Bill Markham created the game and the prototype, and recent attempts to get copyright returned to Markham's estate was refused by the court. It determined the creation of the game was work for hire, created at the request of the publisher, and at their expense, and so was owned by Hasbro. But the Supreme Court was petitioned to clarify the status of works made for hire before the 1976 Copyright Act, and still covered by the 1909 Copyright Act.
Stan Lee's brother Larry Lieber and the estates of Steve Ditko, Gene Colan, Don Heck and Don Rico have filed an amicus brief in support of Markham with comic book lawyer supreme Marc Toberoff. The filing stated;
It would be hard to find a better example of this than the amici who worked as freelancers from home, on their own steam, with no contract, no financial security, and no employment benefits, but without whom Marvel might not even be in business today. These prolific freelance writers and artists, who redefined the impecunious comic book business in the 1960's are literal poster-children for the termination right, exemplifying the very imbalance Congress sought to rectify. One need only look at the billion-dollar franchises these freelancers were instrumental in creating—Spider-Man, Thor, Iron Man, Dr. Strange, Falcon, Guardians of the Galaxy, Black Widow, Hawkeye, Blade—but have zero financial benefits from, to understand the importance of resolving the issues presented, justifying this Court's review. The pervasive use of the "instance and expense" test to eradicate the termination rights of such freelancers is not only unmoored from the 1909 Act, but it invites historical revisionism since the termination right does not vest until fifty-six years after publication. 17 U.S.C. § 304(c)(3). Corporate behemoths like Marvel, which were built on the success of such creations, but barely had one or two employees at the time it purchased such freelance material (for a pittance), now use their current stature to impose corporate authorship of "work for hire" under conditions that bore no resemblance to this, and an so-called "test" that enables them to do so.

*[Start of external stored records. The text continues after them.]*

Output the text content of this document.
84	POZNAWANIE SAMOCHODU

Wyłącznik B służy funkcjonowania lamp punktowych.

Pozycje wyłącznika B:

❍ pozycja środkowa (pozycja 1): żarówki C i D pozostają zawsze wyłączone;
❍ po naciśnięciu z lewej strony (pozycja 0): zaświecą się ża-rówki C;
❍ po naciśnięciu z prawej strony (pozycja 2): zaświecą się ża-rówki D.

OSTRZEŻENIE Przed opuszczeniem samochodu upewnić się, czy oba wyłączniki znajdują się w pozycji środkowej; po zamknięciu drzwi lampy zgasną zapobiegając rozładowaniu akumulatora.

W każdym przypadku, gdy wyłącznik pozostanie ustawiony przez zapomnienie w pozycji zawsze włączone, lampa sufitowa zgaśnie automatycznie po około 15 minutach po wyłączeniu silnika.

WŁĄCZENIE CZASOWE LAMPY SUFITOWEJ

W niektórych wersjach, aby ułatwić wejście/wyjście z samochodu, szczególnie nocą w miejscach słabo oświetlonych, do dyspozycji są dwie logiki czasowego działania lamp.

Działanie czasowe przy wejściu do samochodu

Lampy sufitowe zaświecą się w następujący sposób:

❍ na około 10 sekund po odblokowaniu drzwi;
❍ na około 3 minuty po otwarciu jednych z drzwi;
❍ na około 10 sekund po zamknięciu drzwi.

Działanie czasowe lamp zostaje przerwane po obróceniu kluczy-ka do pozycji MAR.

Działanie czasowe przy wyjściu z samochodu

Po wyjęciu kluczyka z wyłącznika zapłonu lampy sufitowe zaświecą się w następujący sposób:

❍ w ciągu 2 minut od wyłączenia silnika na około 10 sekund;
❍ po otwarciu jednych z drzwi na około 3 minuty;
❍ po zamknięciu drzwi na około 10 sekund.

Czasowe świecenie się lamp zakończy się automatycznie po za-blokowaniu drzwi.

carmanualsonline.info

Inevitably, application of the malleable "instance and expense" test nearly always ends in a finding of "work for hire," with results that are often counterintuitive and unfair.
They were joined by William Morris Endeavor, the talent agency who also sought clarification over the law, citing the rules of the screenplay for Star Wars differed from those for Empire Strikes Back because of the year each was created. As did the performing guild SAG-AFTRA, the guild for the industry's performers, citing how 200 of the Rolling Stone's Top 500 songs of all time were created before the 1976 cut off – and 300 after.